Catedrático de Derecho Internacional, Universidad de Brunel

En un ambiente político donde la financiación internacional para el procesamiento penal se basa en el número de muertes, la proximidad entre Europa y América del Norte, así como la pertinencia de los locus delicti commissi a los  intereses geo-estratégicos de los Estados que financian, no es difícil conocer el por qué hay tan poco (como en este caso) interés por la financiación de las acciones penales nacionales, o la creación de tribunales penales internacionales para los casos de corrupción. Si bien es plausible asumir la existencia de crímenes internacionales de corrupción, debido a  que el tema es tratado en diferentes convenciones o tratados, dos convenciones mundiales y por lo menos tres de carácter regional. Esto hace que sea difícil identificar un núcleo común. Esto es así, a pesar que la corrupción está penalizada en la legislación interna de todos los Estados. Estos convenios vinculan a las partes, pero por lo general no prevén obligaciones ni derecho erga omnes,  tal que brindaría a los Estados parte el derecho a perseguir a otros Estados parte que intencionalmente no persiguen estos delitos.

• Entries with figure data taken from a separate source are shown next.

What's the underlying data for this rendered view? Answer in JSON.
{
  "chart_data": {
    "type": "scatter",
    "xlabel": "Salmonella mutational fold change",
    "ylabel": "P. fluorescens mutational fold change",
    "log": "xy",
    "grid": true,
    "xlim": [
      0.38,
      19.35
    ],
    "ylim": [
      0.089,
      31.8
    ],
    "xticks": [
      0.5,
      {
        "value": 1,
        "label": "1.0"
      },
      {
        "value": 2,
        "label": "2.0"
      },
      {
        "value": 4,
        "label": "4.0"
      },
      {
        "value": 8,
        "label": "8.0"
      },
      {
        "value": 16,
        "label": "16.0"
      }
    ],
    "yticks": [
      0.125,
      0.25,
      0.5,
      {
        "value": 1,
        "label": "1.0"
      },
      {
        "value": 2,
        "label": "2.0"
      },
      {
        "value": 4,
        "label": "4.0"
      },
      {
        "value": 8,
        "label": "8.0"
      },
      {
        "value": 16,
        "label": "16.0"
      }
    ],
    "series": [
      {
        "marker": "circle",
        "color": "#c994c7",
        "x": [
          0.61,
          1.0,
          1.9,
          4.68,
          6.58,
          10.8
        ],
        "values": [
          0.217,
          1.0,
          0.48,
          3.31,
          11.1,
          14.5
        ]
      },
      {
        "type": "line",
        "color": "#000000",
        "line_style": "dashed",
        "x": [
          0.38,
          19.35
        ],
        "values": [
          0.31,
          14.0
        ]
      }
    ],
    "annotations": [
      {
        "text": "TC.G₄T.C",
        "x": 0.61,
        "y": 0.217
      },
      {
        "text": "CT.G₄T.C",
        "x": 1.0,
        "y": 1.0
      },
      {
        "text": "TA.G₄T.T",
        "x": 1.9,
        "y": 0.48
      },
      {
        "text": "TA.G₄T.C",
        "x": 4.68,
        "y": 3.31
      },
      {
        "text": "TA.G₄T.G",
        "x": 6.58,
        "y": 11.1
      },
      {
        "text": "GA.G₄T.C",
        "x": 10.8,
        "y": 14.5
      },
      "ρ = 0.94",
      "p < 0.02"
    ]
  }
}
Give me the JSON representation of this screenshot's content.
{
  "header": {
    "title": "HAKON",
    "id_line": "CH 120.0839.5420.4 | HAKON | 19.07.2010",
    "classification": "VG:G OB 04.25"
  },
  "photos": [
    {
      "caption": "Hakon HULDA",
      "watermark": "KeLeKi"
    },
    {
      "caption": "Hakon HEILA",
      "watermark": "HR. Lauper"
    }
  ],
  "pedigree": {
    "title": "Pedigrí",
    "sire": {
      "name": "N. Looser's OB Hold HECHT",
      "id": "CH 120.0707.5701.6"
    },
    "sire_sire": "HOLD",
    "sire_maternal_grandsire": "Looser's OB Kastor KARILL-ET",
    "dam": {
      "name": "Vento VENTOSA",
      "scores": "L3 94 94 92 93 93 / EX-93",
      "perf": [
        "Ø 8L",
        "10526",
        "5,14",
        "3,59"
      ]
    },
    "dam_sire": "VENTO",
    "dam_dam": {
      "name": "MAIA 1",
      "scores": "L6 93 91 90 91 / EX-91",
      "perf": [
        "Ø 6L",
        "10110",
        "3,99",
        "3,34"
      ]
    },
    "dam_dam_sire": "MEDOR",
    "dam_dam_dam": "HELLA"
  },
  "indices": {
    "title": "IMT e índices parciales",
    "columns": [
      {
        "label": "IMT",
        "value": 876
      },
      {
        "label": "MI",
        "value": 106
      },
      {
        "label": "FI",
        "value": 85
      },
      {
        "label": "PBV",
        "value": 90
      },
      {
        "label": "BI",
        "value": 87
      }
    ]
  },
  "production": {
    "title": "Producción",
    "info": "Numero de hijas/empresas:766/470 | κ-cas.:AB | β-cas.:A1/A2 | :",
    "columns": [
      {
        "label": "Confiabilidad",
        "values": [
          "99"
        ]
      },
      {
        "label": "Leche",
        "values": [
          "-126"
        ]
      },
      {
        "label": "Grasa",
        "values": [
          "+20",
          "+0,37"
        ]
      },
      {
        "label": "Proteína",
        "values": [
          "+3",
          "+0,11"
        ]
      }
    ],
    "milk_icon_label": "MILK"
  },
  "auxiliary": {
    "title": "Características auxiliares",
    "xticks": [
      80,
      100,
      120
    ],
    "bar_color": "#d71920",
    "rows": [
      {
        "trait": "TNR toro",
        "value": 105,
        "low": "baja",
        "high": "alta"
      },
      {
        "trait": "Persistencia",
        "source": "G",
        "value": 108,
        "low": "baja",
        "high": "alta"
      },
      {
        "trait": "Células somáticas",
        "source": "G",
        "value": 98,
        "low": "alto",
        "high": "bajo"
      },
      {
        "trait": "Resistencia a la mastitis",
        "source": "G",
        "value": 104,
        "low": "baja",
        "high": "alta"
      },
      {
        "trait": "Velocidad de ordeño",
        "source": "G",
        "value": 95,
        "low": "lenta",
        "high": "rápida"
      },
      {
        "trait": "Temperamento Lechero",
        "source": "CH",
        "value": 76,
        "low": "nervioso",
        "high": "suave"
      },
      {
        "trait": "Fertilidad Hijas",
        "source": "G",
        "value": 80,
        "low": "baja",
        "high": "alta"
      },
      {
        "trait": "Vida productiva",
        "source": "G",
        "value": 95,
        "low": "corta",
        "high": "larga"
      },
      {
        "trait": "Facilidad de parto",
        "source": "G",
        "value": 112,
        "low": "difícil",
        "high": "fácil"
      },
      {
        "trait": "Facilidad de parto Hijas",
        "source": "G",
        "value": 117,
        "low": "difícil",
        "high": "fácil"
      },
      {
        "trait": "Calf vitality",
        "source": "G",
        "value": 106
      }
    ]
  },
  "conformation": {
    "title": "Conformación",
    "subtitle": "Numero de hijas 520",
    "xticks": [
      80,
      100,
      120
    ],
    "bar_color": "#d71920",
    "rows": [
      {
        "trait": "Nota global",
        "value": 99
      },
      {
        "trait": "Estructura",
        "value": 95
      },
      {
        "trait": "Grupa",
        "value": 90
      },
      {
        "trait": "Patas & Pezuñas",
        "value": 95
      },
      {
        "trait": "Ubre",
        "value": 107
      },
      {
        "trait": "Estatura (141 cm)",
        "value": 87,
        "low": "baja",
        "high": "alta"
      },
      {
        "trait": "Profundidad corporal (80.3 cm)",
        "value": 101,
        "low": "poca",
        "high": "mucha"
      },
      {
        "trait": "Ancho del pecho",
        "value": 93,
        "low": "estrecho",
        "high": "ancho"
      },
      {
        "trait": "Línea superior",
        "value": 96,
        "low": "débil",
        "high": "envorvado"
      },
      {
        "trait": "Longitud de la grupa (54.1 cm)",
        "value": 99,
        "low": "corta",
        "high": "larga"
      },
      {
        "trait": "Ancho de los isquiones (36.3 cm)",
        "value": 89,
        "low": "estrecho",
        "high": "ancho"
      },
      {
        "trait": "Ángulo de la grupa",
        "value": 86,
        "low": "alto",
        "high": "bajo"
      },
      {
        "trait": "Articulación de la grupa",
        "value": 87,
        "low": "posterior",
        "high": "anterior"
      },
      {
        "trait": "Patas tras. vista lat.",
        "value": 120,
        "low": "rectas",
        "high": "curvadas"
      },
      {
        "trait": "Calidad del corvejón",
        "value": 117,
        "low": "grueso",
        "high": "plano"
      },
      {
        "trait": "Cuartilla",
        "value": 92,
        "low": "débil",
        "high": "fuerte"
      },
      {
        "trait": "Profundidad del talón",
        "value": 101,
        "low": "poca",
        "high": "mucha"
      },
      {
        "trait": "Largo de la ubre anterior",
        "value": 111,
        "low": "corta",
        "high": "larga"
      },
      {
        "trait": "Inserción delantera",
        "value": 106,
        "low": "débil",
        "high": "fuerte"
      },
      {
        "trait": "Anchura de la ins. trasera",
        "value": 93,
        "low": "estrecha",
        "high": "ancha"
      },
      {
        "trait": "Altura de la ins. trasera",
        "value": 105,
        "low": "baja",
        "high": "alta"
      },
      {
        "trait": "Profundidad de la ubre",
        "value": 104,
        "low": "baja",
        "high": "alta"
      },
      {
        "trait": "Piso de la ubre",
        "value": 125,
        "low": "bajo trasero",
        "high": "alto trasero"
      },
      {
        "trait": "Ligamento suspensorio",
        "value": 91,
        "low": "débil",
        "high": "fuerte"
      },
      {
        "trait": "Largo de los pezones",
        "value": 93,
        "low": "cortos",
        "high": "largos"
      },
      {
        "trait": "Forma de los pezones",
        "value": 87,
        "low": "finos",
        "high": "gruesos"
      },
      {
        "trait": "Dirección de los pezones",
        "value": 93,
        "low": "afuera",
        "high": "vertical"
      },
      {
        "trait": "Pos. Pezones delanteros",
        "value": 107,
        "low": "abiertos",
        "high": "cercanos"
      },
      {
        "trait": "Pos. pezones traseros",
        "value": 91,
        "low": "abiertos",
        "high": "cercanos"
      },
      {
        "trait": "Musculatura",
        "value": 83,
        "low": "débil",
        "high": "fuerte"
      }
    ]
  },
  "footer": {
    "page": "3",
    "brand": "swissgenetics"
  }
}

Este autor ha sugerido anteriormente que, ciertos delitos de corrupción, en relación a su largo, o corto plazo, tienen consecuencias que debido a los efectos  sobre la población civil, claramente equivalen a crímenes de lesa humanidad. Diversos juristas también sostienen la tesis de que, la existencia de una norma sólida está fuera de toda duda, al menos en lo que se refiere a los elementos subjetivos y objetivos de la definición del tipo; habida cuenta de los elementos comunes de la corrupción en las citadas convenciones y la legislación interna de los distintos Estados.  Un elemento adicional de la definición habitual es el deber de enjuiciar los delitos de corrupción cometidos en el territorio de un Estado parte del foro. La definición habitual no incluye la obligación de perseguir los crímenes de corrupción cometidos en el extranjero, y para asumir el deber de cooperar con el Estado en el que la corrupción se llevó a cabo una investigación, se requiere de un tratado bilateral de extradición. Esto sería diferente, y sin duda los efectos de la corrupción serían distintos; si este delito fuera tipificado como un crimen de lesa humanidad o un equivalente, porque cambiaría la naturaleza del juzgamiento del delito, ya que el ámbito actual del delito de corrupción es estrecho, pero tendría un ámbito más amplio de competencia si se considerara como un delito de mayor gravedad.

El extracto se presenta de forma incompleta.